4 min Analytics

Calico boxes up universal microsegmentation for containers 

Calico boxes up universal microsegmentation for containers 

Containers need to be contained. The very nature of software ‘containerisation’ provides software engineers with a means of grasping compartmentalised units of code, algorithmic logic and data services that can be used in a commoditised composable fashion. But these units of software need containment in the sense that they need robust networking connection technologies and security services, Tigera, the creator of Project Calico, is a container networking and security that works to deliver universal microsegmentation capabilities. But what is universal microsegmentation, who slices up this pie and why does it matter?

Calico says its microsegmentation capabilities are designed to address the ‘shortcomings’ of existing network segmentation in the age of Kubernetes and container-based architectures. Put simply, microsegmentation technology takes the form of a network policy engine that performs segmentation across a range of workloads.

What’s inside microsegmentation?

In terms of what a software engineer gets in the microsegmentation toolbox, right up front there are observability functions, which offer a dynamic service and threat graph built on flow logs. This tool collects and analyzes information about applications and their communication flows to map out a view for administrators to eliminate the guesswork involved in understanding the applications’ upstream and downstream dependencies and policy gaps.

There are also automated policy recommendations i.e. Calico’s policy recommendation engine recommends policies are based on the traffic flow of workloads. Calico helps preview and stage policies prior to enforcement to secure workloads and understand policies’ impact on the application’s performance and security posture. It also provides immediate feedback on policy rule changes in the production environment before enforcement.

Unified security model

“Traditional network segmentation solutions, designed for static virtual machine (VM) environments, are inadequate for the ever-evolving nature of Kubernetes,” said Amit Gupta, chief product officer, Tigera. “A modern segmentation solution needs to cater to both VMs and containers across single and hybrid environments, spread across on-premises and public cloud. Calico addresses these needs with its advanced microsegmentation capabilities, offering a unified security model, streamlined management, dynamic policy enforcement, granular policies, and reduced overhead. Enterprises that integrate Calico can achieve seamless and efficient segmentation that keeps pace with their virtualization environments.”

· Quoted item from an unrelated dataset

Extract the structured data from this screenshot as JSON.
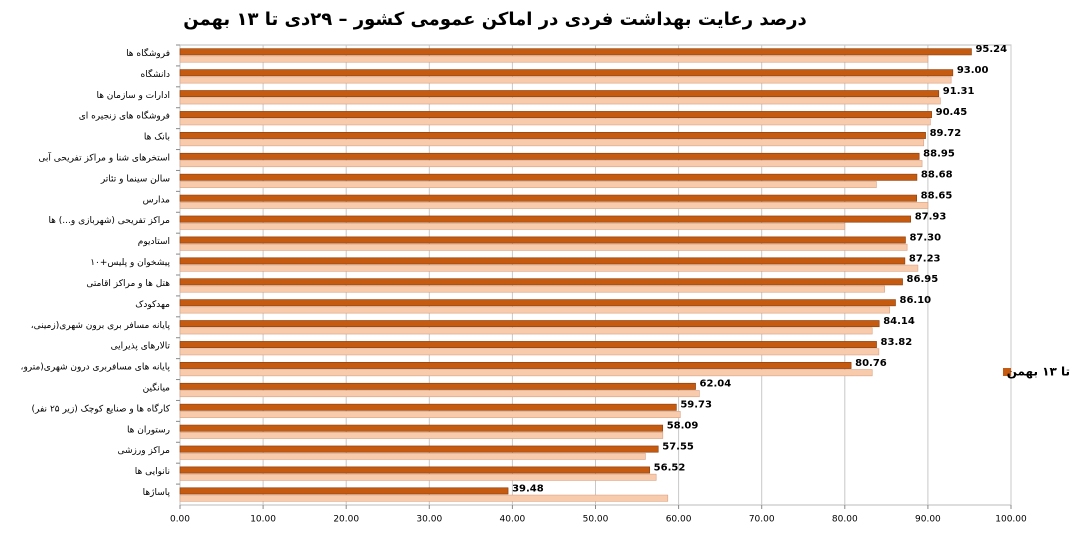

Gupta suggests that open source technologies such as KubeVirt extend Kubernetes by adding virtualisation capabilities, allowing it to manage virtual machines alongside containers within the same infrastructure. He insists that the architecture of ‘traditional’ (there’s that word Calico likes to use once again) network segmentation solutions are not well-equipped to support the rapidly changing nature of Kubernetes environments and a flat open network approach. 

Because Kubernetes workloads are highly dynamic, with pods being created and destroyed frequently and network configurations and policies constantly changing, the company thinks its microsegmentation technology proposition is validated.

Workload metadata 

“Calico provides dynamic segmentation capabilities based on workload metadata such as namespace and labels, which ensures that new workloads are segmented automatically upon deployment. Calico simplifies the segmentation process with declarative, user-friendly policy language, complemented by an intuitive policy user interface to enforce this segmentation. This simplicity not only eases the creation of network policies but also enhances troubleshooting through the integration of Calico flow logs and observability capabilities, leading to a seamless and efficient operational experience,” noted the company, in a press statement.

Calico’s microsegmentation offers policy-as-code i.e. Calico implements network security and observability as code, enabling automated, scalable and compliant workload management. It uses Kubernetes primitives and declarative models, using the same versioning that teams use for source code which the company says ensures continuous compliance and security for all components, regardless of deployment, distribution, or container type.

Calico purring away?

If microsegmentation becomes a more prevalent part of the ‘why is Kubernetes so complicated and what can we do about it?’ debate (and that is a popular industry rant, then we get to know the shape of network policy engines rather better. Given the drive from organisations like Progress to champion policy-as-code in this vein, there looks to be fairly safe money on this sector purring away (Calico is an American term for a tri-colour cat, pun intended) contentedly enough.